What's covered in the slides

  • Startup Origin Story: How the virtual events company boomed during COVID, raised $20 million, and later spun out with 15 paying enterprise customers when the pandemic ended.
  • Discovering the Real “Job”: How interviewing customers revealed the product wasn’t just a generic “Enterprise Metaverse,” but a specific tool used by HR and Learning & Development departments to reduce employee turnover by fostering social connections during onboarding.
  • Marketing Failures & Costs: A breakdown of how “brute force” marketing—like expensive PPC ads and cold-calling (ABM)—resulted in unsustainably high Customer Acquisition Costs (CAC) and very few closed deals.
  • Investor Skepticism: The challenge of pitching HR-focused tools to investors who had previously lost money in that sector, highlighting that founders must carefully tailor their marketing to investors as well as customers.
  • Product Demo & Economics: A walkthrough of the 3D virtual environment, showing proximity-based communication and explaining how utilizing pre-built templates keeps the cost of creating custom virtual spaces incredibly low.
  • Pivoting to a New Beachhead: The strategic shift away from targeting general HR departments to focusing specifically on Content Marketing Agencies.

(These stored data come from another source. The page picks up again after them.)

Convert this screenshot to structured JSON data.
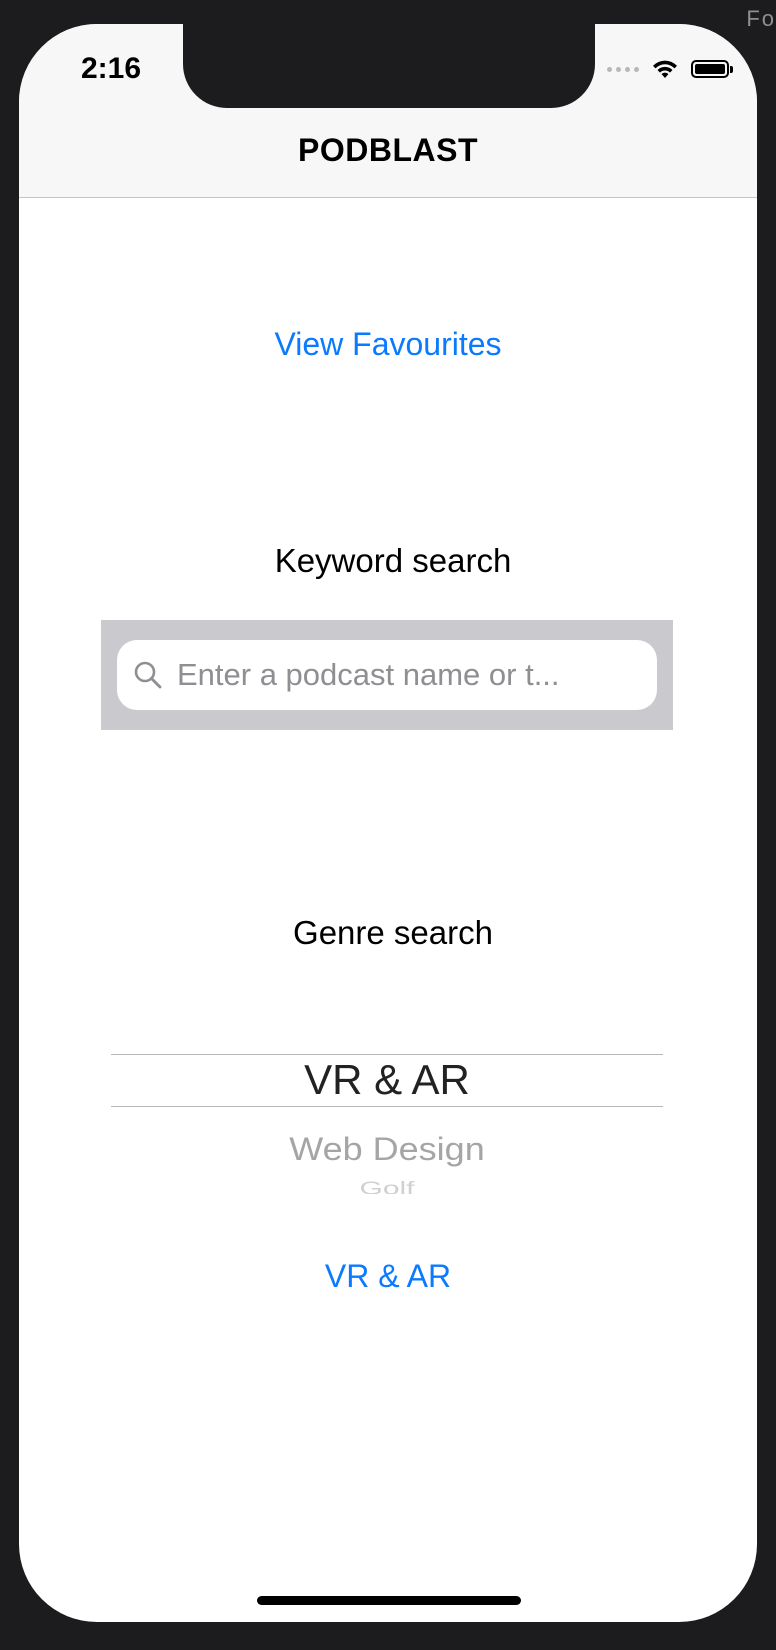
{
  "corner_text": "Fo",
  "status_bar": {
    "time": "2:16",
    "icons": [
      "cellular-dots-icon",
      "wifi-icon",
      "battery-icon"
    ]
  },
  "nav": {
    "title": "PODBLAST"
  },
  "favourites": {
    "label": "View Favourites"
  },
  "keyword_search": {
    "label": "Keyword search",
    "placeholder": "Enter a podcast name or t...",
    "value": ""
  },
  "genre_search": {
    "label": "Genre search",
    "picker": {
      "selected": "VR & AR",
      "visible_options": [
        "VR & AR",
        "Web Design",
        "Golf"
      ]
    },
    "selected_label": "VR & AR"
  },
  "colors": {
    "accent": "#0a7aff",
    "search_bar_bg": "#c9c9ce",
    "navbar_bg": "#f7f7f7"
  }
}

These agencies have a distinct, painful problem: maintaining audience engagement during virtual sessions that last longer than 40 to 60 minutes.
  • The Zoom Plugin Growth Engine: The company’s new strategy to take ownership of the term “engagement” by building a free Zoom plugin that calculates a meeting’s “engagement score”. This free tool acts as a lead generator to gather emails, offer consulting services, and eventually upsell users to the full metaverse platform.
Foundations Course – Lecture 11 – Part 2 – March 14, 2026

Okay, so we will try to discuss that case study of Metaverse, the company that I’m managing now. I will also show you our system and I will ask also try to discuss with your challenges, maybe, probably you will have good ideas for us. So let’s start. So usually I like to regard startups as some kind of a telenovela. Always it’s a story that someone loved something and then he was betrayed and then he loved another one and then they discovered that the long lost daughter was disappeared. So yes, this is basically startups. So in our case, the origin story of our startup, it’s also actually started as a division of another company. There was a company all seated that Forbes said that they invented the Metaverse and they raised a lot of money. Why? And the basic business was designing of events.

 
Let’s say you want to do a bar mitzvah, you come to this company and they show you the space and you can choose which kind of table, chair or whatever you want in the arena in the event. But then came the COVID and then all of the companies came to them and said, hey, you have already 3D models of our events and you’re working with us as an event organizers, so let’s do a virtual event. And this is when the company boomed and Forbes said it invented the Metaverse before Mark Zuckerberg and they raised $20 million without any challenge and life was very good. But then the COVID ended. So it was clear to them that they cannot continue doing the same and decided to spin out the company. Why? They spin out the company because they have 15 paying customers.

 
That mean when they made the change, when they announced the split and the change started negotiating with potentials and within a few months they gathered 15 paying customers. So when I arrived, they came to me and said, hey, we have 15 paying customers. Some of them are Fortune 500, Clesimmons and Citizen bank and Ferrero. And we have dozens of customers in Pipeline, but we don’t really understand why they are customers of us. It’s really strange approach to someone, especially when you’re interviewing to be a CEO and they say, like, it doesn’t make any sense. I asked them, okay, what is your positioning? So they say, we are an enterprise Metaverse and what is our usb? You don’t need to install anything, you don’t need a VR and we use video streaming instead of avatars.